Should the Youngs Modulus increase or decrease? 2

[bojoka4052]

I have a concrete sample (preloaded), which has an initial Youngs Modulus (E). It is then loaded and unloaded several times. As you can see on the curve below the stress-strain relationship becomes nonlinear; should one not expect the Youngs modulus to be reduced? Reading previous notes it seems to think the youngs modulus increases the more times its loaded/unloaded.

 

[le99]

I think you can take note from the graph that the stresses are almost constant but the strain continues to increase. Doesn't it tell something?

 

[bojoka4052]

E = stress/strain, so stress is constant but strain increases, hence the youngs modulus should decrease is what im thinking. Is this wrong?

 

[rb1957]

you're using a too simple approach to Young's modulus.

a better description is E = d_stress/d_strain (ie the slope of the streas strain curve).

what your data is showing is there is hysteresis in the stress/strain relationship, typically called work hardening.
you can see this by overplotting the loading cycles.


another day in paradise, or is paradise one day closer ?

 

[centondollar]

Reading what "previous notes" do you arrive at the conclusion that young´s modulus is increased for a concrete sample loaded repeatedly? I urge you to pick up your textbooks from school and read about how Young´s modulus is defined for small strains and displacements.

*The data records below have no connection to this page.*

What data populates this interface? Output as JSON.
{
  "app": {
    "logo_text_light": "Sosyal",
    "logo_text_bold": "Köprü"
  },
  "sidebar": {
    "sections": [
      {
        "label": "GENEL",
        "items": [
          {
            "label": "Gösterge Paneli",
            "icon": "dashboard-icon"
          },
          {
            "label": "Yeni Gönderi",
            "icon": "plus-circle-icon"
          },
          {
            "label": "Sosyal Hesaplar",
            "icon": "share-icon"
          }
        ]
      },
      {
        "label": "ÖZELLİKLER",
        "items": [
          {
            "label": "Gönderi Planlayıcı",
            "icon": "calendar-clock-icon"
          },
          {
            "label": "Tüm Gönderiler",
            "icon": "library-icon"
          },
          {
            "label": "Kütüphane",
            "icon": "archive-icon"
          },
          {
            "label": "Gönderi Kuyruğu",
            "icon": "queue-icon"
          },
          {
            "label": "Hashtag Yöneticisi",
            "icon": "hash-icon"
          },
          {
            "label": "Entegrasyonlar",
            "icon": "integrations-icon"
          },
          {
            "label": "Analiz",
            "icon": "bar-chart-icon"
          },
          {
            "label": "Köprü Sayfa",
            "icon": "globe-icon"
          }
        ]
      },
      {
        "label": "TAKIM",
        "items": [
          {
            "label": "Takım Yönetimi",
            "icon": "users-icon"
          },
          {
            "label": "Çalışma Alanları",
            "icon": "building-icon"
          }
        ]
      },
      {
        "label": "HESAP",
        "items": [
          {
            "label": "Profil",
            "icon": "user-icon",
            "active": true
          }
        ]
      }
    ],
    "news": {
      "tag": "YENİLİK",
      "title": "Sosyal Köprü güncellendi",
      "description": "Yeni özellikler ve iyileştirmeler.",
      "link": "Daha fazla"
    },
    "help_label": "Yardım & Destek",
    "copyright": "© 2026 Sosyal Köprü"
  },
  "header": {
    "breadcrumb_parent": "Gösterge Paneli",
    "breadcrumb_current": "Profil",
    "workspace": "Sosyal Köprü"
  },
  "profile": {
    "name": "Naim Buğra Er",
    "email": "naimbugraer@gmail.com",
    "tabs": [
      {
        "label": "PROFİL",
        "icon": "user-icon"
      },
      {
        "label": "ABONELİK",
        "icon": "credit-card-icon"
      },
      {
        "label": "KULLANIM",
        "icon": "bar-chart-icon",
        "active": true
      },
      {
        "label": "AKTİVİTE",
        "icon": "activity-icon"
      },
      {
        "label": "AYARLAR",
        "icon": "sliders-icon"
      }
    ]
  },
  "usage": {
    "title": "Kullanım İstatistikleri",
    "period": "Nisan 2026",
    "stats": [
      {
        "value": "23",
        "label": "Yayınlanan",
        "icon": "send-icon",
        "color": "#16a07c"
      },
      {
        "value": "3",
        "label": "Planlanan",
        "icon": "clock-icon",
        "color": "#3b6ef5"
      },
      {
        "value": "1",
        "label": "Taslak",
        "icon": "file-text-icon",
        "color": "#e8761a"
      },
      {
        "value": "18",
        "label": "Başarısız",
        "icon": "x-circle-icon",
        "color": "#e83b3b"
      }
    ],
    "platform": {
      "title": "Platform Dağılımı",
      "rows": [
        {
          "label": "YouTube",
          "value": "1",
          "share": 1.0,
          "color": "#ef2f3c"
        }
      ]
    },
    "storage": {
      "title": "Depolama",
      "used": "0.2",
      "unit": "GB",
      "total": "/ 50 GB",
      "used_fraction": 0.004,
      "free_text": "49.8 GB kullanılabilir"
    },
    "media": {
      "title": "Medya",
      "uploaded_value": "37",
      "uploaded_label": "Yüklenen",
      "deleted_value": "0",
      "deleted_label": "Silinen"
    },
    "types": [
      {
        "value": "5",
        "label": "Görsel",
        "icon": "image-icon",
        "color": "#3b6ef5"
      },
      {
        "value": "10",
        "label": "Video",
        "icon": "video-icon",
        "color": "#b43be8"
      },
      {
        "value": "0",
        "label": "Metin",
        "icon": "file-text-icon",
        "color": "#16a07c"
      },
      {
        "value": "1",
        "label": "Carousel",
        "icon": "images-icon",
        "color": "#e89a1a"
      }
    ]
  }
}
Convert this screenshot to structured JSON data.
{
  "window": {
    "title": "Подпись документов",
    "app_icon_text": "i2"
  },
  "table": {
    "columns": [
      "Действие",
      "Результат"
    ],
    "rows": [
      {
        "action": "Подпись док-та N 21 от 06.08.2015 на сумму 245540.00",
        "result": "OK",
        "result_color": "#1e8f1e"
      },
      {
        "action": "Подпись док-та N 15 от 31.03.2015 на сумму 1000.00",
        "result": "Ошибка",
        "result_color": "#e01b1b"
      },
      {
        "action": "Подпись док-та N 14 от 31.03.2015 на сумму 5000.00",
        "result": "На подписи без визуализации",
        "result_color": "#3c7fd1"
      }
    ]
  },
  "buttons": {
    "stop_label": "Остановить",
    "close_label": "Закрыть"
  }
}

Furthermore, if stress is constant but strain increases (which does not happen in reality, by the way: ideal plasticity is only a mathematical construct), the slope (giving the tangent elastic modulus) is clearly zero, and therefore stiffness is zero.

The blue curve in your figure seems to illustrate a non-linear (approximately parabolic) stress-strain relationship (and therefore a nonlinear stiffness) until unloading, and that during repeat loadings, there is irrecoverable plastic strain and stress (neither stress nor strain return to zero after unloading), but almost no change in stiffness during the repeat loading cycles. Please note that your figure looks odd: it is not typical for stress to remain non-zero in concrete after unloading, which indicates that the cyclic loading in question did not include a complete removal of load at any point during the experiment.

As rb1957 also mentioned, non-elastic hysteresis is also present.

 

[rb1957]

I wonder if it was a displacement controlled not a load controlled) test ?

another day in paradise, or is paradise one day closer ?

 

[HTURKAK]

This is cyclic loading and the max . stress level less than ultimate strength. When you look local modulus of elasticity, ( the local slope of slope of the stress strain curve ) may increase... If the stress level reaches ultimate strength , the following stress strain curve will develop ..Notice that the envelope to this curve is close to the stress–strain curve for a monotonic test.

The following Snap is from Reinforced Concrete Mechanics and Design ( J.Wight )

I will suggest you to look to the following doc.

 

[rb1957]

is that "stress-strain curve for monotonic loading" for load over time ... like a load of 2000 will (over time) cause a strain of 0.006 and fail the structure ?

another day in paradise, or is paradise one day closer ?

 

[dik]

HTURKAK... you never fail to amaze me...

Rather than think climate change and the corona virus as science, think of it as the wrath of God. Feel any better?

-Dik

 

[bojoka4052]

So E = d_stress/d_strain (ie the slope of the stress strain curve), meaning the greater the slope the higher E will be. In the figure HTURKAK posted I can see some places where the slope increases in the next "cycle", but generally it seems as we get more and more cycles the slope decreases substantially?

 

[DrZoidberWoop]

Look up "continuum damage mechanics" if you want to 1) thoroughly understand the constitutive relationships between stress & strain or 2) quickly learn how terrible you are at math and safely retreat back to our happy little simplified design world.

σ = (1 − ω)Eε
ω = damage variable: there are as many equations for this as there are published authors in the field.